IR: We’ve heard that parent bloggers are fans of your “Best Toys For Kids” list. How do bloggers influence the toy market?
McHugh: Today’s moms get information from many sources, and many have some special sources they trust for information about toys. For example, blogger Liz Gumbinner has a strong following among mothers of young children, and has won several awards for her mom-oriented blog. ASTRA developed a relationship with her because we felt she is a good fit with ASTRA’s brand. She gives voice to many values shared by specialty toy customers. She is one of several who can recommend a new toy— and it gets noticed!
IR: How can retailers use the power of social media when selling toys?
McHugh: ASTRA members have found so many ways to use social media. 90 percent of mothers of young children are active in social media, and 60 percent have used information they got from a social networking site like Facebook or a blog to make a purchase. A study commissioned by Child’s Play Communications found that moms who buy based on recommendations they get from social media do so, on average, five times per year. ASTRA retailers use it to introduce new toys on Facebook, connect moms, promote in-store events, offer sales promotions, run contests, announce Best Toys for Kids award winning toys, and so much more.

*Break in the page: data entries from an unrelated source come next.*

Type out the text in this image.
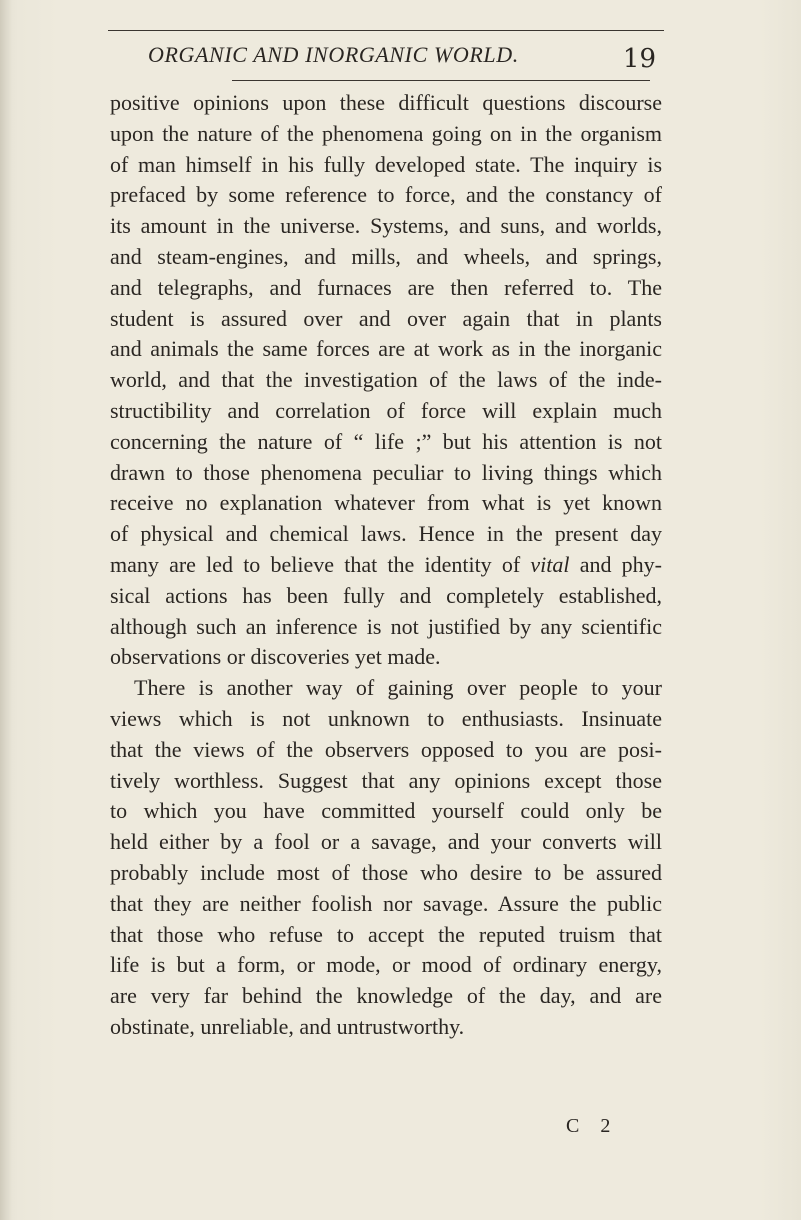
ORGANIC AND INORGANIC WORLD.	19
positive opinions upon these difficult questions discourse
upon the nature of the phenomena going on in the organism
of man himself in his fully developed state. The inquiry is
prefaced by some reference to force, and the constancy of
its amount in the universe. Systems, and suns, and worlds,
and steam-engines, and mills, and wheels, and springs,
and telegraphs, and furnaces are then referred to. The
student is assured over and over again that in plants
and animals the same forces are at work as in the inorganic
world, and that the investigation of the laws of the inde-
structibility and correlation of force will explain much
concerning the nature of “ life ;” but his attention is not
drawn to those phenomena peculiar to living things which
receive no explanation whatever from what is yet known
of physical and chemical laws. Hence in the present day
many are led to believe that the identity of vital and phy-
sical actions has been fully and completely established,
although such an inference is not justified by any scientific
observations or discoveries yet made.
There is another way of gaining over people to your
views which is not unknown to enthusiasts. Insinuate
that the views of the observers opposed to you are posi-
tively worthless. Suggest that any opinions except those
to which you have committed yourself could only be
held either by a fool or a savage, and your converts will
probably include most of those who desire to be assured
that they are neither foolish nor savage. Assure the public
that those who refuse to accept the reputed truism that
life is but a form, or mode, or mood of ordinary energy,
are very far behind the knowledge of the day, and are
obstinate, unreliable, and untrustworthy.
C 2
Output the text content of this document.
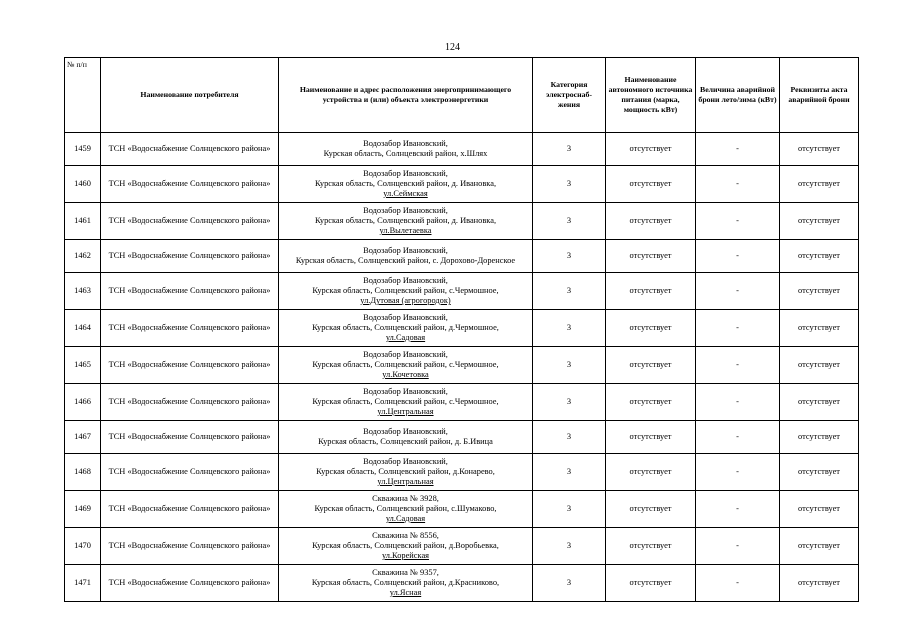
124
№ п/п	Наименование потребителя	Наименование и адрес расположения энергопринимающего устройства и (или) объекта электроэнергетики	Категория электроснаб-жения	Наименование автономного источника питания (марка, мощность кВт)	Величина аварийной брони лето/зима (кВт)	Реквизиты акта аварийной брони
1459	ТСН «Водоснабжение Солнцевского района»	Водозабор Ивановский,
Курская область, Солнцевский район, х.Шлях	3	отсутствует	-	отсутствует
1460	ТСН «Водоснабжение Солнцевского района»	Водозабор Ивановский,
Курская область, Солнцевский район, д. Ивановка,
ул.Сеймская	3	отсутствует	-	отсутствует
1461	ТСН «Водоснабжение Солнцевского района»	Водозабор Ивановский,
Курская область, Солнцевский район, д. Ивановка,
ул.Вылетаевка	3	отсутствует	-	отсутствует
1462	ТСН «Водоснабжение Солнцевского района»	Водозабор Ивановский,
Курская область, Солнцевский район, с. Дорохово-Доренское	3	отсутствует	-	отсутствует
1463	ТСН «Водоснабжение Солнцевского района»	Водозабор Ивановский,
Курская область, Солнцевский район, с.Чермошное,
ул.Дутовая (агрогородок)	3	отсутствует	-	отсутствует
1464	ТСН «Водоснабжение Солнцевского района»	Водозабор Ивановский,
Курская область, Солнцевский район, д.Чермошное,
ул.Садовая	3	отсутствует	-	отсутствует
1465	ТСН «Водоснабжение Солнцевского района»	Водозабор Ивановский,
Курская область, Солнцевский район, с.Чермошное,
ул.Кочетовка	3	отсутствует	-	отсутствует
1466	ТСН «Водоснабжение Солнцевского района»	Водозабор Ивановский,
Курская область, Солнцевский район, с.Чермошное,
ул.Центральная	3	отсутствует	-	отсутствует
1467	ТСН «Водоснабжение Солнцевского района»	Водозабор Ивановский,
Курская область, Солнцевский район, д. Б.Ивица	3	отсутствует	-	отсутствует
1468	ТСН «Водоснабжение Солнцевского района»	Водозабор Ивановский,
Курская область, Солнцевский район, д.Конарево,
ул.Центральная	3	отсутствует	-	отсутствует
1469	ТСН «Водоснабжение Солнцевского района»	Скважина № 3928,
Курская область, Солнцевский район, с.Шумаково,
ул.Садовая	3	отсутствует	-	отсутствует
1470	ТСН «Водоснабжение Солнцевского района»	Скважина № 8556,
Курская область, Солнцевский район, д.Воробьевка,
ул.Корейская	3	отсутствует	-	отсутствует
1471	ТСН «Водоснабжение Солнцевского района»	Скважина № 9357,
Курская область, Солнцевский район, д.Красниково,
ул.Ясная	3	отсутствует	-	отсутствует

IR: When selling children’s toys, how can retailers distinguish themselves from the big box stores?
McHugh: Specialty toy retailers compete on value and service. The toys they carry are the kind of toys that endure. They don’t end up in the bottom of the toy box after the novelty wears off hours after they are opened. All children in the family find joy from them, and often so do children in the next generation. Beyond the unique and innovative products, specialty toy retailers provide service that their big box competitors cannot match—from product knowledge and extensive expertise about healthy play to free gift-wrapping and other services. Children are welcome in specialty toy stores, and families can often enjoy special events like crafts or story time.
Also, an increasing amount of families are reconsidering not just what they spend, but also where they spend it. Moms, dads, grandparents and other toy buyers are facing a choice of where to buy. Profit goes back into the community if customers buy at the charming toy store in the community where they can browse, touch, handle, and play with quality toys. By spending their toy dollar here, the community is better from it.
IR: How can retailers benefit from being an ASTRA member?
McHugh: ASTRA provides a range of services and events that help locally-owned retailers keep up with cutting-edge business ideas and learn new skills. We provide education about specialty toys for public officials, lead national industry events like ASTRA’s Neighborhood Toy Store Day, create tools and publications to help make members’ businesses more profitable, and connect members to each other so they can share experiences and help each other solve business challenges. We also host events like Share the Fair at the annual Toy Fair in New York, so members can make most efficient use of their time, while trying to find just the right products for their store; and of course we host the year’s largest gathering of the specialty toy industry: our annual Marketplace & Academy.